In this context, Turkey’s lash out against the US is a reflection of the growing frustration with the dual policies (read: rounds of negotiations with Russia were combined with supply of weapons to terrorists) the US has been following in the region. For Turkey, continuous US support for Kurds marks the red line that the ‘super power’ has violated many times and that it is unwilling to cut-off.
Whereas the allegation that a NATO member (the US) is trying to destabilize another NATO member (Turkey) is a reflection of a crisis brewing in the alliance, it also marks the strong urge in the region to oust the US (read: a number of other countries including Iran have tacitly claimed to have evidence of the support US has been providing to Daesh) and embrace Russia as an ally, truly capable of and willing enough to counter existential threats such as ISIS.

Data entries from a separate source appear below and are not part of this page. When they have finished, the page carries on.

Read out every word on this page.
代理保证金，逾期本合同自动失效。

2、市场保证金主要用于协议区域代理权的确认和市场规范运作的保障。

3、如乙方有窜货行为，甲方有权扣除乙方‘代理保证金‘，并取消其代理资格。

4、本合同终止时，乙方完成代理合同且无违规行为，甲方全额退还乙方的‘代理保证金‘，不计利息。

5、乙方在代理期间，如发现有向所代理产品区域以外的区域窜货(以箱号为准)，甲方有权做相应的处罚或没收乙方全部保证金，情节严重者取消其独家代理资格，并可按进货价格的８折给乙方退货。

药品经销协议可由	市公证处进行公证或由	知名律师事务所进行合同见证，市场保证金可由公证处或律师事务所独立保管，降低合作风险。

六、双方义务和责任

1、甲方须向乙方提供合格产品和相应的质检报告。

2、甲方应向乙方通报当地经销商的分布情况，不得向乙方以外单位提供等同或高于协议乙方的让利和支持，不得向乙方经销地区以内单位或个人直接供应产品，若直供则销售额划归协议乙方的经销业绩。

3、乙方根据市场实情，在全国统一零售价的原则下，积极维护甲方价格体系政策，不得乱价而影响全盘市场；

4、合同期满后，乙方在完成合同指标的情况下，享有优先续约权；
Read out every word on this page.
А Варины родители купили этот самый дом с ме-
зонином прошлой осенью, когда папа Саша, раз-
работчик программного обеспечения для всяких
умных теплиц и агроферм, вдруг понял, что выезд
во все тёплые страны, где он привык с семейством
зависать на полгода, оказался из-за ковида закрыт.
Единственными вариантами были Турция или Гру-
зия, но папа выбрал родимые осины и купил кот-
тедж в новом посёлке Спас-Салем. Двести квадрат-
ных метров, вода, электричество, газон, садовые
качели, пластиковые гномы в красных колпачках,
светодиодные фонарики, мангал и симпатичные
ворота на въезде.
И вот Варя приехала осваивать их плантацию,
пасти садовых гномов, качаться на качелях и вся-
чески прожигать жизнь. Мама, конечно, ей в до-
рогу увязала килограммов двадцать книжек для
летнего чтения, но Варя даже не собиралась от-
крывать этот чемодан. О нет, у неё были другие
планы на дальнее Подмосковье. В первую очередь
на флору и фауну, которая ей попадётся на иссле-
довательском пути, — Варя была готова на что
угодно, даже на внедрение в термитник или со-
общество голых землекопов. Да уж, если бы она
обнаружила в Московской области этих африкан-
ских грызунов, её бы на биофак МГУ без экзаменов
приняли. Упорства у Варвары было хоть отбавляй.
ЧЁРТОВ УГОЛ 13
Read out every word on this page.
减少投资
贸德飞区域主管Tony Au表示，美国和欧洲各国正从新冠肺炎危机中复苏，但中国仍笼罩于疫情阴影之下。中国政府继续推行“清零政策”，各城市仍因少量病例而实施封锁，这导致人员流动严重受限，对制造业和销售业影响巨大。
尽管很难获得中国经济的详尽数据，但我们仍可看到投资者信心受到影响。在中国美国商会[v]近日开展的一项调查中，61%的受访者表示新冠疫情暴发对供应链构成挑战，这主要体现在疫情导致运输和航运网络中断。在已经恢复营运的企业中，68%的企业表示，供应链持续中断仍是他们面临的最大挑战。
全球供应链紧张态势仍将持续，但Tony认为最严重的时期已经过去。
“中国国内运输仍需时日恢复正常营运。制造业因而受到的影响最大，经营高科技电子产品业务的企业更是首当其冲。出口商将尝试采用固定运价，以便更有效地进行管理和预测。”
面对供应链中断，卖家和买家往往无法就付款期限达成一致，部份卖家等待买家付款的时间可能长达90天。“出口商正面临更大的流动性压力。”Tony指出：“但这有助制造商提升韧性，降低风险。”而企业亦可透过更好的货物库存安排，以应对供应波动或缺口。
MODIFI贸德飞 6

With Turkey taking a series of steps to re-write its relations with the West, including the EU (read: Turkey is planning to upgrade its Customs deal with the EU in the first half of 2017), and with Turkey distancing itself from playing a second fiddle to the US in Syria and Iraq, a potential exit of the US from the region is looking imminent.
It is this potential and probable ‘exit’ from the region that seems to have prompted Erdogan to set the trajectory of his new foreign policy in motion without waiting for the new US president to assume responsibilities. The new trajectory has excluded, interestingly enough, the US only as Turkey has invited both Saudi Arabia and Qatar to formally join the trilateral forum to discuss the Syrian endgame.
These two GCC states, which have been deeply involved in the Syrian conflict, would know that the US has rendered itself fairly irrelevant to the endgame in Syria. Therefore, the strong likelihood is that they will cooperate – tacitly at least – with the Russian-Turkish move to get the opposition to sit across the table with the Syrian government.
Significantly enough, at a meeting between Qatari Foreign Minister Sheikh Mohammed Al-Thani and the visiting Turkish Foreign Minister Mevlut Cavusoglu in Doha on last Monday, the Saudi-backed Chief Negotiator for the Syrian Opposition, Riyad Hijab was also present.
Again, Çavuşoğlu had arrived in Doha late Sunday from the Saudi city of Jeddah, where he had participated in an emergency meeting of the Organization of Islamic Cooperation’s (OIC) executive committee. The emergency meeting in Jeddah was held to discuss recent developments in the war-torn Syria, especially in the northern city of Aleppo.
That Saudi Arabia and its allies are also supporting these developments is evident from the recent statement issued by Riyad Hijab. The Syrian opposition’s main political body on last Tuesday, December 27, urged rebel groups to cooperate with “sincere regional efforts” to reach a ceasefire, but said it had not been invited to any conference, referring to the Kazakhstan meeting.
“We support the shifts in positions of some international powers and the positive, sincere efforts that could represent a starting point for realising the Syrian people’s aspirations by reaching an agreement that brings security and stability,” Riyad Hijab said in a written statement distributed to the press.
While the ‘known-unknown’ here is the behind-the-scene bargain going on between Russia/Iran and Saudi Arabia via Turkey, the development itself indicates the growing sense in the region of the need to re-define the US’ traditional role in the Middle East. This redefinition, as the series of developments indicates, is about limiting the US involvement and increasing the role that these regional countries can themselves play.
Erdogan’s charge sheet against the US has accelerated the US exit and put other regional countries in the position to tap into this scenario—a scenario that countries like Saudi Arabia can use to get out of the financial, political and military crisis they are currently immersed in.